La iniciativa funciona en conjunto con la parroquia Nuestra Señora de la Piedad y cada mes logran entregar 400 kits de higiene además de meriendas, ropa y abrigo para familias y personas en situación de vulnerabilidad. Un trabajo silencioso pero constante que marca la diferencia en la vida de muchos.
¿Cuántas veces pasamos al lado de alguien que duerme en la calle y seguimos de largo? Estos voluntarios decidieron hacer algo concreto y transformaron el viejo edificio del Hogar San Antonio en un centro de distribución de esperanza. No es solo entregar un kit de higiene, es devolver dignidad a quien la perdió.

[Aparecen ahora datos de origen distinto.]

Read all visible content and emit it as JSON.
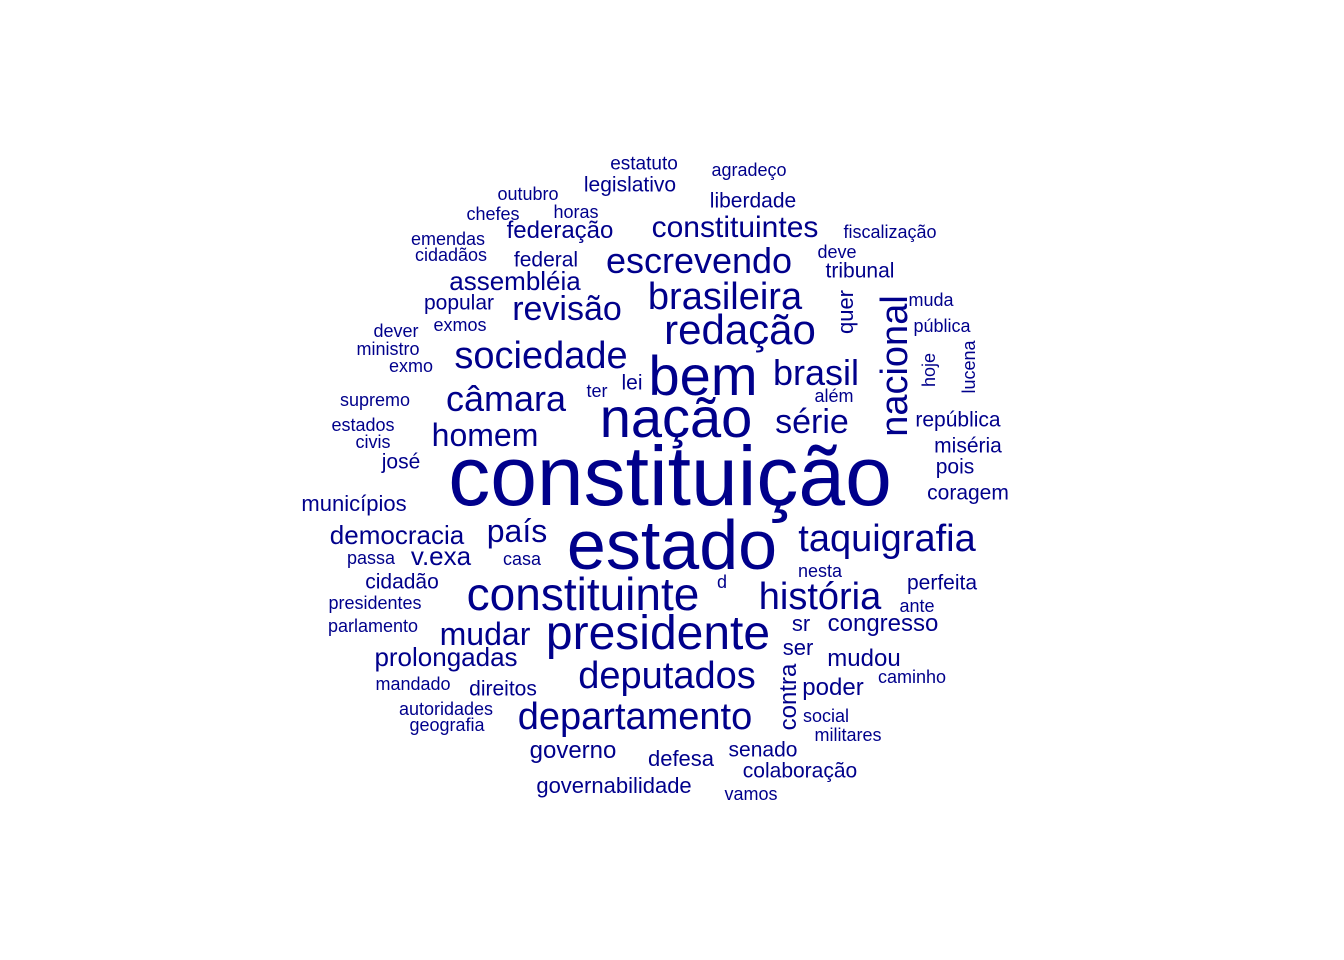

La movida no es casual: la situación social se agravó en los últimos meses y cada vez más familias necesitan ayuda para cubrir necesidades básicas. Desde jabón y pasta de dientes hasta un plato de comida caliente, todo suma cuando no tenés nada.
El trabajo de Misionando con María demuestra que la solidaridad todavía existe en una sociedad que muchas veces parece haber perdido la empatía. Mientras los funcionarios discuten números y estadísticas, estos voluntarios salen a la calle y ponen el cuerpo donde más se necesita.